It’s an interesting twist of the digital age — many of us are more connected with more people than ever before, but many of those connections are fragile, held together by words and media and posts and comments. A string of ideas becomes the centerpiece of connections, and our notions of whom we call a “friend” becomes a bit convoluted as a result, doesn’t it?
This morning, I was met with a headline that 1 billion people used Facebook yesterday. People connect. But how deep are the connections? A piece on Medium yesterday took an interesting stance on how people represent themselves in online spaces. We put our best foot forward, the author surmises.
I have been thinking of this concept of identity and connections and friendship the past few days as a very good friend, one I know beyond the wires of social media spaces and one whom I have worked with closely for many years on a variety of projects through the National Writing Project, has been in a difficult transition period, of losing her loved one and cherished life partner.
She has been powerfully articulate on her blog in capturing their lives together, documenting and archiving the love of the years. Many people, myself included, have been leaving her comments of support. No doubt the writing has been an avenue for her in dealing with loss, which moved in slow motion over the past few weeks.
This is what writers do. We write, in good times and in times of struggle. We write to understand the world.
And in her writing of the moments, she has brought us into her world with compassion and voice, and she has made us feel connected to her experiences in a very personal way.
The pieces she has been sharing also had me thinking is how much I feel as if I have known her partner, who just passed away, over the years from the many blog posts and videos and images and more that we have shared over time. I met her partner once in person, I think, and yet, his presence has been felt strongly over the years because my friend was always in the present with him. She represented her life as a partnership with him regularly, and I feel as if I knew him as well as her over the years of our friendship.

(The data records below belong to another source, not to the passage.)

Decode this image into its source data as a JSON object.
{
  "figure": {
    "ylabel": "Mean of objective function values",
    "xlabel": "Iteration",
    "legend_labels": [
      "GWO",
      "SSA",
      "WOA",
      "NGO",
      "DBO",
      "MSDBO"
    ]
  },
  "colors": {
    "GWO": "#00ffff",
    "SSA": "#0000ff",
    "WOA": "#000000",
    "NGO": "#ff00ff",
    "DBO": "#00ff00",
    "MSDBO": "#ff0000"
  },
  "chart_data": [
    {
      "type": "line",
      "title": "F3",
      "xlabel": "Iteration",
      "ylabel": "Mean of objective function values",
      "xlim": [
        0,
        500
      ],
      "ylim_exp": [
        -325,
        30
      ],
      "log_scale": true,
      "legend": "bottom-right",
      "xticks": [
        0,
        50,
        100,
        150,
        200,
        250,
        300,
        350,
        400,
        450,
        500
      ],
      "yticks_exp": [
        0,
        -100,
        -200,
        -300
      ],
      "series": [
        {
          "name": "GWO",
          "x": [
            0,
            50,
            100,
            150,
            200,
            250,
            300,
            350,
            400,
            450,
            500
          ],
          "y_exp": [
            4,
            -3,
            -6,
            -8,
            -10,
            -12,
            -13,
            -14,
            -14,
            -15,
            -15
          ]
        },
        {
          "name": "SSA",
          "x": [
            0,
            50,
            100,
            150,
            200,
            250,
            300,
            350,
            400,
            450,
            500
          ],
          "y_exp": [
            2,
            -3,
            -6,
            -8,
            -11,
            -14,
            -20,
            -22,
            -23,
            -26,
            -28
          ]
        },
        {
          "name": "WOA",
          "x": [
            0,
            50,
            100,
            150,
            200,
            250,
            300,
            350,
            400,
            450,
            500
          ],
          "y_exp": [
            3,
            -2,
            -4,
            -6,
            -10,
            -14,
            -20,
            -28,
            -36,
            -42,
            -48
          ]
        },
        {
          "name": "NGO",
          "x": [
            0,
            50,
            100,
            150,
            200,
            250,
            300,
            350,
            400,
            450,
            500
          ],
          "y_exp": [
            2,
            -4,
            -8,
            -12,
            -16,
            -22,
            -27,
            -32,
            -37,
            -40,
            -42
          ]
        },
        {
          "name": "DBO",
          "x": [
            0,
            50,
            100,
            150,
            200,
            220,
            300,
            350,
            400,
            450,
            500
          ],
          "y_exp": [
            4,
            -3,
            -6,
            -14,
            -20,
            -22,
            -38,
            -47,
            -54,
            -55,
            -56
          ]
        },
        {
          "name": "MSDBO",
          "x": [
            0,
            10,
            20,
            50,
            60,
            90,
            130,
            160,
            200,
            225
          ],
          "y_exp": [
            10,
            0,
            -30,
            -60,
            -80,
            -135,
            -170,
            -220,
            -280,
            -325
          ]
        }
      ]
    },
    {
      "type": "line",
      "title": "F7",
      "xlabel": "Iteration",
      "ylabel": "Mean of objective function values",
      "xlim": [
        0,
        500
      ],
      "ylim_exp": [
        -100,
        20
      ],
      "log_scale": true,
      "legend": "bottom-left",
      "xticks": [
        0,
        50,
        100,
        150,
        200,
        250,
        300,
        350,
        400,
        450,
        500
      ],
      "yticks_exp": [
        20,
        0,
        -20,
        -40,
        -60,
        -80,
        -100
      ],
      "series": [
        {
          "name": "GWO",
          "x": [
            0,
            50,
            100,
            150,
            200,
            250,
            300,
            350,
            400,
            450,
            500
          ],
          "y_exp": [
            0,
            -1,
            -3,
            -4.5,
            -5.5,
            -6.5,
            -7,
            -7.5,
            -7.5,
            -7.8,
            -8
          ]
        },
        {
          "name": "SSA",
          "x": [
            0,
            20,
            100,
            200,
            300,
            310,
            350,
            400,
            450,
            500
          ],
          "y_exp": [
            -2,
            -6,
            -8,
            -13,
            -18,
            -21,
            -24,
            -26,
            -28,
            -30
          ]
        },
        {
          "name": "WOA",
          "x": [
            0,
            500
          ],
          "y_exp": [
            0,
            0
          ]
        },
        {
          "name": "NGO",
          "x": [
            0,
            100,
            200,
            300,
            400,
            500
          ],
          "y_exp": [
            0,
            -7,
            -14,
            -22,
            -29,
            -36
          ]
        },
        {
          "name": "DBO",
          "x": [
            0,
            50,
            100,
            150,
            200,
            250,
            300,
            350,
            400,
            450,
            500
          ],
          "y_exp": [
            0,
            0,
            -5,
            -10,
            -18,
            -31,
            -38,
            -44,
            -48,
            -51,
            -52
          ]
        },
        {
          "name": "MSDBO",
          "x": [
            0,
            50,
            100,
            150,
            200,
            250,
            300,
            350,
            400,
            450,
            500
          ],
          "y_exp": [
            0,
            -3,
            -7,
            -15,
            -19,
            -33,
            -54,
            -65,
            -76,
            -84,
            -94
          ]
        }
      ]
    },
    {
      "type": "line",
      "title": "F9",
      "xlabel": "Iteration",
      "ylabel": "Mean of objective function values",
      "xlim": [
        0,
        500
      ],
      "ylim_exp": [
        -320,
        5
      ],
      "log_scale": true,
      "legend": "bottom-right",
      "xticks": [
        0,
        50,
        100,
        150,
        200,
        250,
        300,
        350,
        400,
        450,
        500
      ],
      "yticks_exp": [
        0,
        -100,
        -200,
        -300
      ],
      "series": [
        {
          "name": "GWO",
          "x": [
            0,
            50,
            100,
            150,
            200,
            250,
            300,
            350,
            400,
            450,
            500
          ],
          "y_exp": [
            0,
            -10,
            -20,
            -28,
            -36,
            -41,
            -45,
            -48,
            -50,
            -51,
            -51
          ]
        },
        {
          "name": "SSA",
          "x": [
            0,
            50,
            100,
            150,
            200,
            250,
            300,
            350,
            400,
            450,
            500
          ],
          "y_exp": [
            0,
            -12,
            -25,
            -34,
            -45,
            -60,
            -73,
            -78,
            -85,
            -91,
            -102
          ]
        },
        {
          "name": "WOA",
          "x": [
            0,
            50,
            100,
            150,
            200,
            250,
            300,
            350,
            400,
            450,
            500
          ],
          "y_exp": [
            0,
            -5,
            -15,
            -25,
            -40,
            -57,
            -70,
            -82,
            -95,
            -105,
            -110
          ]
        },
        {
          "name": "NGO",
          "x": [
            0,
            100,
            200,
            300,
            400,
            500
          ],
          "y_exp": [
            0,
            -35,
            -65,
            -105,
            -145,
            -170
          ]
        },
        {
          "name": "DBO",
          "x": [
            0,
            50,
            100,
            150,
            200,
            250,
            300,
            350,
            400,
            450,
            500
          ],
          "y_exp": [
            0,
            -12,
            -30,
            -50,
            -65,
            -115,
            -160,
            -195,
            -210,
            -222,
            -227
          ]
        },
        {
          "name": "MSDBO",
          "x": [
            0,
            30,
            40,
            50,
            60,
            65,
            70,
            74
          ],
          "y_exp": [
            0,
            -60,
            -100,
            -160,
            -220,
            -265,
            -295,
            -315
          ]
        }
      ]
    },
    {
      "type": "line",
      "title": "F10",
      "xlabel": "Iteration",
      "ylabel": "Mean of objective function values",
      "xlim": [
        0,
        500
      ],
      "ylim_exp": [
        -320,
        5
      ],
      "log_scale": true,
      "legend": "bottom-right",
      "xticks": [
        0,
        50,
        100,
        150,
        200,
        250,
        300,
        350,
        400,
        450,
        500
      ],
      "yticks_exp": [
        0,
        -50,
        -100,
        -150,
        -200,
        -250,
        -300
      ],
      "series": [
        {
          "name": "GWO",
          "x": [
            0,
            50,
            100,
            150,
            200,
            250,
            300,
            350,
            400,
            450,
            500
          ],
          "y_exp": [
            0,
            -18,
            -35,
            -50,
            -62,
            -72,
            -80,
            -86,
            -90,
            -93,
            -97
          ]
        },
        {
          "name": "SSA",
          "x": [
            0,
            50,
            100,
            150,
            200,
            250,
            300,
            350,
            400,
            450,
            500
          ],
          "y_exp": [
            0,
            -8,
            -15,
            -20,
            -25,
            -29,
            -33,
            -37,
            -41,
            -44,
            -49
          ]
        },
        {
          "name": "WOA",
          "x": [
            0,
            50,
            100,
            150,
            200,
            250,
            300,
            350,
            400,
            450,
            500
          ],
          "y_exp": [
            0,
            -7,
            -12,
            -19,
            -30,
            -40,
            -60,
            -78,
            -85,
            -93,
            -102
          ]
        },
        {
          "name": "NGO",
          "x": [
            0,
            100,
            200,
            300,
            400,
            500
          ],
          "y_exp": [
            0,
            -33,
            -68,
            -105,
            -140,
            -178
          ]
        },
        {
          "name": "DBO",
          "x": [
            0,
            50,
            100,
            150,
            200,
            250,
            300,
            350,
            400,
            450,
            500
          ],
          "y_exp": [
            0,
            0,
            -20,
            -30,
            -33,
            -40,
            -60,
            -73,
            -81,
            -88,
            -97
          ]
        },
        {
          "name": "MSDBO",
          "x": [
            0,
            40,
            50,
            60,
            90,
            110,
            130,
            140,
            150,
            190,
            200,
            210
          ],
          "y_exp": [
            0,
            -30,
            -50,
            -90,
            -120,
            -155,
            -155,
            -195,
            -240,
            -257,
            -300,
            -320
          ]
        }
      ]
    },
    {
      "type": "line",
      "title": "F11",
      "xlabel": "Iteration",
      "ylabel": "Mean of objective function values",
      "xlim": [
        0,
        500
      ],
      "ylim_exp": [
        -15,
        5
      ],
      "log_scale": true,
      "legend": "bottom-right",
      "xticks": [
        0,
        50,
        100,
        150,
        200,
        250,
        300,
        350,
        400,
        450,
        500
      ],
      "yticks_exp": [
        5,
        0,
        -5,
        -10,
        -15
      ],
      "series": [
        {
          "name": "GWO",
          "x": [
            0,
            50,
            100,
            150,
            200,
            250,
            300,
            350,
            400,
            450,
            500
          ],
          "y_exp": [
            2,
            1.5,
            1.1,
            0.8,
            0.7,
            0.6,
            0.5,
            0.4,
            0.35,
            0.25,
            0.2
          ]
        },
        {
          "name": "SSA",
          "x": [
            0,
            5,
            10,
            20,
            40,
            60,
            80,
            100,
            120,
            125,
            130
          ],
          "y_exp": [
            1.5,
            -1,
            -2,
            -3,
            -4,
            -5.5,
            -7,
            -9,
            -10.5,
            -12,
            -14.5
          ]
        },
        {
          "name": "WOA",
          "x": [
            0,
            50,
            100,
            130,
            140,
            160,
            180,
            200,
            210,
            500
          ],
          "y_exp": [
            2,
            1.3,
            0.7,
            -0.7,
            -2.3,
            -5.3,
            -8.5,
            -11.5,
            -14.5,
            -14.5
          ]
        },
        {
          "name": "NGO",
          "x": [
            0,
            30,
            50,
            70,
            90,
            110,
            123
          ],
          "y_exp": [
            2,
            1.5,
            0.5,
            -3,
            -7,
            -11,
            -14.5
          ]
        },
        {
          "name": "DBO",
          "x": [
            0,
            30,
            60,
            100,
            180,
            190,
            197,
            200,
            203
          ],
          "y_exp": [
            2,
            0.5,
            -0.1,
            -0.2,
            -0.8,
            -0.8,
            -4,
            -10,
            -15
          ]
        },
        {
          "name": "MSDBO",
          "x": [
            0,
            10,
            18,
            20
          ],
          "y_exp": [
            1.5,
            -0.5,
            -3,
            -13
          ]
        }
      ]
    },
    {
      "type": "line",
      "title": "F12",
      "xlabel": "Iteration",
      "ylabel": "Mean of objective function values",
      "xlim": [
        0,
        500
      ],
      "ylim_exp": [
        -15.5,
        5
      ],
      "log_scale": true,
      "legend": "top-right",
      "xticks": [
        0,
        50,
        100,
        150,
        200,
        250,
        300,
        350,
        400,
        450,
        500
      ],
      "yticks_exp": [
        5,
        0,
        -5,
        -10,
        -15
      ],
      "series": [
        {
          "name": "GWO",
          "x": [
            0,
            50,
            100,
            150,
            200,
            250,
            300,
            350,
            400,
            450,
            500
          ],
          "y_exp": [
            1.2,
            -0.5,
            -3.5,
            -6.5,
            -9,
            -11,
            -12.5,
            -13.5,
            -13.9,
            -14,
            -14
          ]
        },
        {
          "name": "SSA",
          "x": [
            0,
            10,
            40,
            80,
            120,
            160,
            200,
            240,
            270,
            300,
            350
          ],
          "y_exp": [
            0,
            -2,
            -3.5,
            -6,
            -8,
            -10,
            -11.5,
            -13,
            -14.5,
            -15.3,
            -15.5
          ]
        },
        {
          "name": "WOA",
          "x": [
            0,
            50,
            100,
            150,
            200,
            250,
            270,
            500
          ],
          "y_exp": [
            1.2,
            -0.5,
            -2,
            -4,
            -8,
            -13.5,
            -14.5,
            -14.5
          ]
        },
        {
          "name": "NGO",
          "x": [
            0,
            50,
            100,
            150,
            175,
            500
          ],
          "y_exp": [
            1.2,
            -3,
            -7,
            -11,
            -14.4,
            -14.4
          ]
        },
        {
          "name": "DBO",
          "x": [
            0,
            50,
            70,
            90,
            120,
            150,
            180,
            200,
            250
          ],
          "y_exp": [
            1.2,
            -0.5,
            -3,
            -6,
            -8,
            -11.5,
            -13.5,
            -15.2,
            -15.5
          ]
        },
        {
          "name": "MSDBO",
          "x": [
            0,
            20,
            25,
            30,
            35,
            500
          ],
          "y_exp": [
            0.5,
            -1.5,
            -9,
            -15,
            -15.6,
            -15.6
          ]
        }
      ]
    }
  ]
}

I realize there is a certain fallacy to this insight. I don’t really know the full person — who no doubt was much more complicated than I will ever know, as we all are to those outside our emotional circles — and I am sad now that I never will. I think I knew of the person who loved my friend, and I think I saw a powerful love and partnership between them that made her happy and content. His constant presence in that picture in my mind — of them on beaches, in Israel every year, in concerts, at the breakfast table, reading books and the newspaper, traveling into the city … my mind has many moments of them together — is formed mostly by our digital connections.
And here’s the thing: in her sharing of her life with me, a friend, over the years, he will remain an active presence in the world, even in passing. In that, I will miss him, too, even if our connections were echoes in a digital world of connections. In my mind, at least, his presence will always remain a part of her, and I am thankful for the friendship and partnership that she and I have, and I am sad for her loss.
Here, though, the digital connections fall short. I can’t drive down the street to comfort her and sit with her. I can’t make her coffee, and play guitar with her. I can only send words. Writing is the way I am trying to help her through it. It’s what writers do. We write. I write this, then, for her, and for me.